Sim Sung Hoon, Keam Bhumsuk, Kim Dong-Wan, Kim Tae Min, Lee Se-Hoon, Chung Doo Hyun, Heo Dae Seog
Department of Internal Medicine, Seoul National University Hospital, Seoul, Korea.
J Cancer Res Clin Oncol. 2014 Dec;140(12):2135-42. doi: 10.1007/s00432-014-1768-2. Epub 2014 Jul 9.
Gefitinib is safe for the treatment of non-small cell lung cancer (NSCLC), but some patients experience toxicities and require dose reduction. The purpose of this study was to evaluate the effect of gefitinib dose reduction on survival.
We retrospectively analyzed 263 patients with NSCLC harboring sensitive epidermal growth factor receptor (EGFR) mutation. All patients had recurred or metastatic disease and received gefitinib 250 mg daily as palliative chemotherapy.

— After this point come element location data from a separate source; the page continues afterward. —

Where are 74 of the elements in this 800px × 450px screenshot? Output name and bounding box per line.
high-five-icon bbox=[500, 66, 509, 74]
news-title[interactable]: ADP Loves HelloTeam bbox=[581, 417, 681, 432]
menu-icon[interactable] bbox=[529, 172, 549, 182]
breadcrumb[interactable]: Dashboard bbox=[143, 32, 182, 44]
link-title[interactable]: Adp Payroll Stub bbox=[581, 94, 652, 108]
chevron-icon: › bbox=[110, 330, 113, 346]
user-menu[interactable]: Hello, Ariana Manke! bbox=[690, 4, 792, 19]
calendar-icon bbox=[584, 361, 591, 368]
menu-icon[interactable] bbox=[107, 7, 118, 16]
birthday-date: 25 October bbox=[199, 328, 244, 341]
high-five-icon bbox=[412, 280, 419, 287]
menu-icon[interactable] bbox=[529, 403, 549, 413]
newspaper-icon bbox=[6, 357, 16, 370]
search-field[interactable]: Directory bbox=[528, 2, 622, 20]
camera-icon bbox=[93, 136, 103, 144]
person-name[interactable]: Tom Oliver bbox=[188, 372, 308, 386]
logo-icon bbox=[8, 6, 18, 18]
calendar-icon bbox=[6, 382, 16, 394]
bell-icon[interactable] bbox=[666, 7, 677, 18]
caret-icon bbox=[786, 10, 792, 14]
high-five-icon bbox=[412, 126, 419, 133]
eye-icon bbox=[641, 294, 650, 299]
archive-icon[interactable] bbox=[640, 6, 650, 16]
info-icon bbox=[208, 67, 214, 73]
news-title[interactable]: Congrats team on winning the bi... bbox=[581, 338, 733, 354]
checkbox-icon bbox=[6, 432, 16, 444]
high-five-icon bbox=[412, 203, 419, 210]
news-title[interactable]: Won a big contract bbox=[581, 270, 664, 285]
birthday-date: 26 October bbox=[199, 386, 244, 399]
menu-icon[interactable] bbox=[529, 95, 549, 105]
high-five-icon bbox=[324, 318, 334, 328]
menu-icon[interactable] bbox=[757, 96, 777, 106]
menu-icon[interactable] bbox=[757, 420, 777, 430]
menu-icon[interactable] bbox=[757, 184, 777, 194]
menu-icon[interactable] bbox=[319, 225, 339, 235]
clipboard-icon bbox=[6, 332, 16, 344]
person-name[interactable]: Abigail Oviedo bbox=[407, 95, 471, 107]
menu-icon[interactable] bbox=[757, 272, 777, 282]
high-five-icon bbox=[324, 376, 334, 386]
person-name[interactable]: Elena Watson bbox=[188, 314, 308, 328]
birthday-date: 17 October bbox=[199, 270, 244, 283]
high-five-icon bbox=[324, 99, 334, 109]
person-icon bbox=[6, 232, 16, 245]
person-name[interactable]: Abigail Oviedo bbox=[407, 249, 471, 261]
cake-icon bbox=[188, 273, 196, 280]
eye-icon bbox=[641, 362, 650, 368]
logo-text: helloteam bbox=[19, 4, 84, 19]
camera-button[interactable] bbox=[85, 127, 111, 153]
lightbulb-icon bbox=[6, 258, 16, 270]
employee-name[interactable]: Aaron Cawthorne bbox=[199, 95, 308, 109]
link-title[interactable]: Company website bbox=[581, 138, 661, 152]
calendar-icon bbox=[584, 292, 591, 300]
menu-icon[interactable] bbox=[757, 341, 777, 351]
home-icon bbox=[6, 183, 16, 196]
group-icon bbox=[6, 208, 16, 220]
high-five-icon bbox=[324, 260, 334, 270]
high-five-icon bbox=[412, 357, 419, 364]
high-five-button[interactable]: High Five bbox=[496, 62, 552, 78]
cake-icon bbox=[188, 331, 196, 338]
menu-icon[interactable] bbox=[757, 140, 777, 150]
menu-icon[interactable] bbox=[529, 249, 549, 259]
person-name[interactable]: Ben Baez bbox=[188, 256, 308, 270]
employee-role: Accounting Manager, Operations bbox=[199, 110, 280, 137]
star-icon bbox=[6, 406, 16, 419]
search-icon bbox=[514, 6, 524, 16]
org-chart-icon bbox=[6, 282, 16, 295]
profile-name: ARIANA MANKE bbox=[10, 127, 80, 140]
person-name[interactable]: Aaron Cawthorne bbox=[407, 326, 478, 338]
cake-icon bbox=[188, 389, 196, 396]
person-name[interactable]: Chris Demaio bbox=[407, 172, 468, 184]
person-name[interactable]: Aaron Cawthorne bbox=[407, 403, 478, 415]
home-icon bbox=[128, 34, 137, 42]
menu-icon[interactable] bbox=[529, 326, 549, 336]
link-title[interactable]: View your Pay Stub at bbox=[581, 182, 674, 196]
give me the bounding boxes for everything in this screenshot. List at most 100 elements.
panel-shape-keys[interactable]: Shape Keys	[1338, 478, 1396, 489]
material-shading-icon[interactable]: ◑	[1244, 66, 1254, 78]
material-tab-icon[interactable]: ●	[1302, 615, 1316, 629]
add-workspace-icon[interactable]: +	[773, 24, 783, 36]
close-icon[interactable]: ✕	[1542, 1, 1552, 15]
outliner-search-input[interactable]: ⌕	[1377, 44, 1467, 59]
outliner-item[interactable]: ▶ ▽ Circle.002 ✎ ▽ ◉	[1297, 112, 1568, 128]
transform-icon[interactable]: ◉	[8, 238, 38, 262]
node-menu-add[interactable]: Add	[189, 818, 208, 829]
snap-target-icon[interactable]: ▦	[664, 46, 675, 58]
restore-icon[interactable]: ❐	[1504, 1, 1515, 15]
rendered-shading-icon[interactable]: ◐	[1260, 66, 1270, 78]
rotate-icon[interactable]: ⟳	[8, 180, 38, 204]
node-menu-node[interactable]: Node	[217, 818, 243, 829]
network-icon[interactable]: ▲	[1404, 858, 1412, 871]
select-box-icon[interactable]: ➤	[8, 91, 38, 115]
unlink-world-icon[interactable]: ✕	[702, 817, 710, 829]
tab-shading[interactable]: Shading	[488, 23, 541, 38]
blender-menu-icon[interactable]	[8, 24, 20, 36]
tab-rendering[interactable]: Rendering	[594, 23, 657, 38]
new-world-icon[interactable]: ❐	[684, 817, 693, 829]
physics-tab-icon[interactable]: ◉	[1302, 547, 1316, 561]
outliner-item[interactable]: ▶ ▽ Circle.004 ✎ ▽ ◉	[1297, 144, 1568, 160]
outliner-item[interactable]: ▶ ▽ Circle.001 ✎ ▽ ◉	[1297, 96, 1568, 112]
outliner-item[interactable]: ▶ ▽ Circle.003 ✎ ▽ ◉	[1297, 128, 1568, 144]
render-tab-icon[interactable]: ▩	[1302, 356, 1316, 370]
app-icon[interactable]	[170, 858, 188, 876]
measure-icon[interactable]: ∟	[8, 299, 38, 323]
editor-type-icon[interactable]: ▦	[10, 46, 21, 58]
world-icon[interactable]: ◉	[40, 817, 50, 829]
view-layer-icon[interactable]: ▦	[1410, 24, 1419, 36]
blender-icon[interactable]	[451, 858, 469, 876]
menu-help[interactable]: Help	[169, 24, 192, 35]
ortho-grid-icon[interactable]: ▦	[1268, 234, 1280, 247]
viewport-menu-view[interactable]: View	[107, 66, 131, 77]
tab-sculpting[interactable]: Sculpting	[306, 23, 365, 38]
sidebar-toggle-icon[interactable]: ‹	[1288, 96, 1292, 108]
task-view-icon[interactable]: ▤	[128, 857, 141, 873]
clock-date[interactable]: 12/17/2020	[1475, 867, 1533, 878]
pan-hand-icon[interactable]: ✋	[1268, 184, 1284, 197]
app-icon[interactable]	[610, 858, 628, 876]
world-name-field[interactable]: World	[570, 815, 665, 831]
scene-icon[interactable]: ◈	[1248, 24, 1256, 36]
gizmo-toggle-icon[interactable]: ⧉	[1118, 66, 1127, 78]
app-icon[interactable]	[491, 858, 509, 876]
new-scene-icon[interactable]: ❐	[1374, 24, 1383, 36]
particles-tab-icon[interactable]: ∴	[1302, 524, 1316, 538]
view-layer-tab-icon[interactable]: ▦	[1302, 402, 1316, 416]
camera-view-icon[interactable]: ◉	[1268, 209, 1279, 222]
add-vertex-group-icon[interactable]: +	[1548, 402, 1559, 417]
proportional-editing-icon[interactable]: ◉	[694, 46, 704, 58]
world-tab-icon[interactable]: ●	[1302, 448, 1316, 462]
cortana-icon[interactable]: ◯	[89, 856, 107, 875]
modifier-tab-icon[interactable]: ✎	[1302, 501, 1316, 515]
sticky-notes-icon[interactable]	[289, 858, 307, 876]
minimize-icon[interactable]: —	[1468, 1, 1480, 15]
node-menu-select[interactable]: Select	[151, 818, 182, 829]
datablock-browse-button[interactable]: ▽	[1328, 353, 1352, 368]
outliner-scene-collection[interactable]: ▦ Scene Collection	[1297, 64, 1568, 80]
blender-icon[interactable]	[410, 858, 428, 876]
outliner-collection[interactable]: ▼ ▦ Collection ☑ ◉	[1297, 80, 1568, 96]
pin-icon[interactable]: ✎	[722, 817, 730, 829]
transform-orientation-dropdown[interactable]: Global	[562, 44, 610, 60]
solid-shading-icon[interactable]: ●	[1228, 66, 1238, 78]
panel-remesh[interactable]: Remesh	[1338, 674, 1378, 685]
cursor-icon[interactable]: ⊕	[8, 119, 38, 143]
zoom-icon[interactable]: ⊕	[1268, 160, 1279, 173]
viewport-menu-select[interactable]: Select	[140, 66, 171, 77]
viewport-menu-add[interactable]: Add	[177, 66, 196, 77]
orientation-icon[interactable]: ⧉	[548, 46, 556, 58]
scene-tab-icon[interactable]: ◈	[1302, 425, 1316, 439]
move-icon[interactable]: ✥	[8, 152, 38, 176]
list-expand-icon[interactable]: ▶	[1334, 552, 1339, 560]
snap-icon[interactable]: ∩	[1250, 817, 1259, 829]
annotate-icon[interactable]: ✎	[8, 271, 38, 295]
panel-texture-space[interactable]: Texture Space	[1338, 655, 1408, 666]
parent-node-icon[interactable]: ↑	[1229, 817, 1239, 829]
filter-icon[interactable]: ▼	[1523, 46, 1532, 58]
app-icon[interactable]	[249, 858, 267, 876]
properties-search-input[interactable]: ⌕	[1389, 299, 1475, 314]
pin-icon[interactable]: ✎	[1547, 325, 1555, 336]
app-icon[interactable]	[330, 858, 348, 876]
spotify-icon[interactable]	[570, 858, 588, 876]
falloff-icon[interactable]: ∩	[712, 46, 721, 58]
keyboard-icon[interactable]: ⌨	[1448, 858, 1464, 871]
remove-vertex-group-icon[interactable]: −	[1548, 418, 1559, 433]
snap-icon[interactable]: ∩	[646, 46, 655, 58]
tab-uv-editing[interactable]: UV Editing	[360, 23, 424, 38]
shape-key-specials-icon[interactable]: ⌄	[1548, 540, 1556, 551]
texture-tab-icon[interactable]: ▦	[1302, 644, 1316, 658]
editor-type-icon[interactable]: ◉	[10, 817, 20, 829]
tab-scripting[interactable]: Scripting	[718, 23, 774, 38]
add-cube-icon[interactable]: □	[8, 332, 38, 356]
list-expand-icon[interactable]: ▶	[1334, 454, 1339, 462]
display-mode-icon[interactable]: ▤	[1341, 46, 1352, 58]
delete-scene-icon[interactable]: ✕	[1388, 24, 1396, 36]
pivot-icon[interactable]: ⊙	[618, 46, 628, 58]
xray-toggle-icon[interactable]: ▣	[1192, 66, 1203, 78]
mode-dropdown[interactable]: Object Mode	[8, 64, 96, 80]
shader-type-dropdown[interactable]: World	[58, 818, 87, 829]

Of the 263 patients, 23 had gefitinib dose reduction due to toxicities (1 due to mucositis, 5 due to skin rash, 11 due to hepatotoxicity and 6 for both skin and hepatotoxicity). In the dose reduction group, the mean dose intensity was 0.84 (range 0.48-0.98). Patients with dose reduction showed significantly prolonged progression-free survival (PFS) and overall survival (OS) compared to those receiving the standard dose (median PFS: 14.0 vs. 10.6 months, P = 0.042, median OS: 54.5 vs. 29.6, P = 0.020). In multivariate analysis, the effect of dose reduction was not significantly associated with prolonged PFS [hazard ratio (HR) 0.619, 95 % confidence interval (CI) 0.357-1.073, P = 0.085], or OS (HR 0.625, 95 % CI 0.287-1.362, P = 0.237). However, patients receiving low-dose gefitinib tended to have superior survival outcomes compared to those receiving standard-dose gefitinib.
The patients experiencing gefitinib dose reduction or short-term treatment interruption due to toxicities did not show inferior survival, compared to those receiving full dose of gefitinib in NSCLC patients with EGFR mutation.
吉非替尼用于治疗非小细胞肺癌(NSCLC)是安全的,但部分患者会出现毒性反应,需要降低剂量。本研究旨在评估吉非替尼减量对生存的影响。
我们回顾性分析了263例携带敏感表皮生长因子受体(EGFR)突变的NSCLC患者。所有患者均有复发或转移性疾病,接受吉非替尼每日250mg作为姑息化疗。
263例患者中,23例因毒性反应而降低吉非替尼剂量(1例因黏膜炎,5例因皮疹,11例因肝毒性,6例因皮肤和肝毒性)。在减量组中,平均剂量强度为0.84(范围0.48 - 0.98)。与接受标准剂量的患者相比,减量患者的无进展生存期(PFS)和总生存期(OS)显著延长(中位PFS:14.0对10.6个月,P = 0.042;中位OS:54.5对29.6,P = 0.020)。多因素分析中,剂量降低对PFS延长无显著相关性[风险比(HR)0.619,95%置信区间(CI)0.357 - 1.073,P = 0.085],对OS延长也无显著相关性(HR 0.625,95% CI 0.287 - 1.362,P = 0.237)。然而,与接受标准剂量吉非替尼的患者相比,接受低剂量吉非替尼的患者生存结局往往更佳。
在EGFR突变的NSCLC患者中,因毒性反应而降低吉非替尼剂量或短期治疗中断的患者,与接受全剂量吉非替尼的患者相比,生存情况并不差。